6号大和田拡幅など推進 本年度事業概要 事業費に73億円計上(常陸河川国道)

[2017/5/12 茨城版]
 国土交通省常陸河川国道事務所(八尋裕所長)は、29年度の事業概要をまとめた。事業費は、河川事業と道路事業合わせて73億1200万円で、前年度(78億6800万円)から7.1%の減少となった。このうち、道路事業費には前年度(58億6800万円)比3.8%減の56億4500万円を確保し、国道6号では大和田拡幅や千代田石岡バイパス、日立バイパスII期など、国道50号では下館バイパスなど、国道51号では神宮橋架替などを進める計画だ。

 本年度の事業費は、10路線の改築事業に45億3200万円(前年度比2%減)、交通安全事業に7億1300万円(同12.5%増)、電線共同溝事業に4億円(同34.4%減)を投じる。

 このうち改築事業費には、▽東関道水戸線(潮来~鉾田)5億9000万円▽国道6号土浦バイパス1000万円▽国道6号千代田石岡バイパス10億0900万円▽国道6号大和田拡幅10億5000万円▽国道6号日立バイパス(II期)3億5000万円▽国道6号勿来バイパス1億円▽国道50号下館バイパス7億8000万円▽国道50号桜川筑西IC関連(延伸)1億2200万円▽国道51号潮来バイパス3000万円▽国道51号神宮橋架替4億9100万円──を盛り込んでいる。前年度と比べると、3月に全線4車線化した土浦バイパスは99.6%の大幅なマイナスとなったほか、千代田石岡バイパスは112.4%、大和田拡幅は109.6%、下館バイパスは約4倍となる302.1%のいずれもプラスとなった。

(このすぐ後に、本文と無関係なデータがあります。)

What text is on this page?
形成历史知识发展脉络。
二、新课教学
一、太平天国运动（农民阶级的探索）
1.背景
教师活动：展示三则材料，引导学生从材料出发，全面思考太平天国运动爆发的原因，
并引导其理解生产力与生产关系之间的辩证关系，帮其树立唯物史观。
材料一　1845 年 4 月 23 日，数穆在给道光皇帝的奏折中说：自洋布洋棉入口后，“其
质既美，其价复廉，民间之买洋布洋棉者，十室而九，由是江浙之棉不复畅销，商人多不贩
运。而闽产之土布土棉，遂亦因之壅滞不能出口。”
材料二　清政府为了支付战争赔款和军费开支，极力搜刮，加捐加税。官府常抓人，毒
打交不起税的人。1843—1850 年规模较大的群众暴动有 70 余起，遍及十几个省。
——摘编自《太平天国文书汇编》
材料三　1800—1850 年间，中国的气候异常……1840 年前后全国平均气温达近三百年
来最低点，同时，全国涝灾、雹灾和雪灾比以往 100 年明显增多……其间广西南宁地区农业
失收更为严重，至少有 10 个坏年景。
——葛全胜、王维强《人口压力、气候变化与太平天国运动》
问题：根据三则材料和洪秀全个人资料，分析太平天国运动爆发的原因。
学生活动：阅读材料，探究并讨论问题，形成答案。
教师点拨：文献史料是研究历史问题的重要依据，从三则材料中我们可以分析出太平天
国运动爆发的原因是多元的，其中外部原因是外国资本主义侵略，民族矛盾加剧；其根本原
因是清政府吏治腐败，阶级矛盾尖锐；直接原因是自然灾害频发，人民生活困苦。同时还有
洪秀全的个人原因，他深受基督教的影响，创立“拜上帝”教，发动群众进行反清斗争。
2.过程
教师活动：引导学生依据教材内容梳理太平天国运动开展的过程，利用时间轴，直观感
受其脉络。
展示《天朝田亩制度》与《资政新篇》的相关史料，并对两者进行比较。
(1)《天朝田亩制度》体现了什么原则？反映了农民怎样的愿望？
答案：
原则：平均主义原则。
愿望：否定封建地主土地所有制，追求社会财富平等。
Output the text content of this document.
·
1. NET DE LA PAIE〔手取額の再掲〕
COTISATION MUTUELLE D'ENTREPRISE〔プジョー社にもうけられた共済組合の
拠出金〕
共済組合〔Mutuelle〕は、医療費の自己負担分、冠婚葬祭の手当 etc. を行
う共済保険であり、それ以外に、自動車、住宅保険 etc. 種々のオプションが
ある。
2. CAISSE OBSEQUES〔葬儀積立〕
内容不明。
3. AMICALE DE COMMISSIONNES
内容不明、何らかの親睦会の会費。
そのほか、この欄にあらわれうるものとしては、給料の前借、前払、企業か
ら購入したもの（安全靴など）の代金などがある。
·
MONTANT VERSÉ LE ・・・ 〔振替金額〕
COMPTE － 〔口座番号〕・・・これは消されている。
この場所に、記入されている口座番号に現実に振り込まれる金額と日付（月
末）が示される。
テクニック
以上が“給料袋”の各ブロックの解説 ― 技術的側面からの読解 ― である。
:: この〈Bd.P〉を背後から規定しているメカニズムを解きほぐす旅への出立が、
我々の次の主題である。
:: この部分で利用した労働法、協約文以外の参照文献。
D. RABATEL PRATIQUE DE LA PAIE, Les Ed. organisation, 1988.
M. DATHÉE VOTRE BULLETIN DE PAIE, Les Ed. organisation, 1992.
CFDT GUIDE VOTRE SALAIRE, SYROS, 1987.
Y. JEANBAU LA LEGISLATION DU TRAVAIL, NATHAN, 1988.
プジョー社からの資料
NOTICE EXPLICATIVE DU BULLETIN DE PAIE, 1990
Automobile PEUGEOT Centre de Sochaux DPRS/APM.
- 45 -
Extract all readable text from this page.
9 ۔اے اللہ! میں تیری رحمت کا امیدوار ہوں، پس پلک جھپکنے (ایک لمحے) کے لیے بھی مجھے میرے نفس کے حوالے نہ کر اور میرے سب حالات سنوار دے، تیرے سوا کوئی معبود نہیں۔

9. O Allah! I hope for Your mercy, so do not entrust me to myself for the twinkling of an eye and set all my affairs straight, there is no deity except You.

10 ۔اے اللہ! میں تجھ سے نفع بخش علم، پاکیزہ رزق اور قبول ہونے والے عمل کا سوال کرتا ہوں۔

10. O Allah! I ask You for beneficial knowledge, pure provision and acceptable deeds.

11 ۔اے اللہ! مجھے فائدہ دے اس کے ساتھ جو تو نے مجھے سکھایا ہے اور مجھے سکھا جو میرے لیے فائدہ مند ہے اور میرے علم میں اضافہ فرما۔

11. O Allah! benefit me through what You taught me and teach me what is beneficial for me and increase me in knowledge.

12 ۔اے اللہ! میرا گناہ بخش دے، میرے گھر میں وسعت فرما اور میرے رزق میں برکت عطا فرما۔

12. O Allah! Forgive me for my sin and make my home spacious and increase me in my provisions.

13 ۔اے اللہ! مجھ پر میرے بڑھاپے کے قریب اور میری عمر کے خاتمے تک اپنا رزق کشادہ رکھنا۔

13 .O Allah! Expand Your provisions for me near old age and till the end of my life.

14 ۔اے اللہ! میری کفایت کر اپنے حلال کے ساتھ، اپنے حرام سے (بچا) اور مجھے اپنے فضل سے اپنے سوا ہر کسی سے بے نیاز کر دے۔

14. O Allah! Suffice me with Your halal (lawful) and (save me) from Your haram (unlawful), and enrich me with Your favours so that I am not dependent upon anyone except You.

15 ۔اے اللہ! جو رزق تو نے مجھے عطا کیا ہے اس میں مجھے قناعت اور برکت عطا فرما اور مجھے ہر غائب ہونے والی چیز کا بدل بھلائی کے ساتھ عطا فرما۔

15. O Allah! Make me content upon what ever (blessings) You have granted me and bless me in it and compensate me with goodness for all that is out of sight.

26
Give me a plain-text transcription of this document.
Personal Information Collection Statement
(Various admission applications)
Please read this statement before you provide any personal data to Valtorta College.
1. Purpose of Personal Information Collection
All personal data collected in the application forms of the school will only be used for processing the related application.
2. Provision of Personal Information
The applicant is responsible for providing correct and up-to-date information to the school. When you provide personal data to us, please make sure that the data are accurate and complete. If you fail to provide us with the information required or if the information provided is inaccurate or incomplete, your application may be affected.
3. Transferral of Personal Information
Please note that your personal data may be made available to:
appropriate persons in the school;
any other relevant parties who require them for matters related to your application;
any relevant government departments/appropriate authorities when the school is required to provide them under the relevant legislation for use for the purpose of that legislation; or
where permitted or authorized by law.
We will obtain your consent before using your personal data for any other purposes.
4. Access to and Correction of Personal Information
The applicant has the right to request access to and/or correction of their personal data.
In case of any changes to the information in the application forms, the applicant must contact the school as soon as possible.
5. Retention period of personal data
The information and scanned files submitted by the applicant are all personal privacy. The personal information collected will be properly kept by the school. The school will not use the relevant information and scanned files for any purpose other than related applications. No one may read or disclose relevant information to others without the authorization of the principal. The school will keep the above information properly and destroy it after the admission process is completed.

 主な事業のうち、国道6号大和田拡幅では引き続き道路設計や石名坂町地区の用地買収を進めるとともに、石名坂橋下部工事、石名坂町地区の改良工事を実施する。この事業は、4車線化による日立市内の交通渋滞の緩和と、重点港湾に指定された茨城港日立港区や日立南太田ICなどとのアクセス性向上を目的に整備するもので、港湾を核とした地域産業振興などが期待されている。また、国道245号など津波を伴う災害発生時の代替路としての機能が強化されるなど、道路信頼性の向上にも期待している。

 区間は日立市神田町の県道下土木内常陸太田線から、県道日立港線と交差する大みか町6丁目交差点までの延長3.3km(幅員25.25m、4車線)で計画する。昭和60年に都市計画決定したあと18年度に事業化し、23年度から着工した。全体事業費には約74億円を見込み、33年度ごろの供用開始を目指して事業を進める。

 国道6号千代田石岡バイパスでは、道路設計や環境調査、埋蔵文化財調査、東田中地区などの用地買収を進めるとともに、東田中地区の改良工事を行う。この路線は、かすみがうら市市川から石岡市東大橋までの延長5.8kmで計画し、地域高規格道路「百里飛行場連絡道路」として事業化している。早期の整備効果を得るため暫定2車線で整備を進め、16年度から着工した。本年度は、東田中地区改良工事を第4四半期、東田中跨道橋設置工事を第2四半期に発注する予定だ。開通時期は未定としている。

 国道50号下館バイパスでは、全長10.6kmのうち神分西交差点から栗島交差点間の1.6kmが27年10月に供用を開始し、バイパス区間7.6km全線が暫定2車線で開通した。現在は、筑西市下川島から神分(神分西交差点)までの現道区間(延長3km)を対象に、JR水戸線を跨ぐ跨線橋架け替えなど現道拡幅事業として整備を進めている。本年度は、道路設計や玉戸地区の用地買収と改良工事などを計画。JR水戸線を跨ぐ玉戸跨線橋では仮橋設置工事や切回道路工事などが予定され、第2四半期に発注して2カ年で整備を行う予定だ。

 このほか、東関道水戸線(潮来~鉾田間)では同事務所担当区間1.2kmについて、潮来地区の用地買収や改良・橋梁下部工事などを進める。国道6号では日立バイパスII期事業の用地取得や設計、勿来バイパス県内区間の設計や用地取得を行う。国道51号の神宮橋架替では道路設計や環境調査のほか、大船津地区の改良工事などが計画されている。

 このほか、交通安全事業では北茨城市立大津小学校の通学路を対象に、法面の切り直しによる歩道の拡幅工事などを実施する。電線共同溝事業のうち、国道6号住吉町電線共同溝では、吉沢町から住吉町までの延長2.6kmの整備に向けて調査や設計を行う。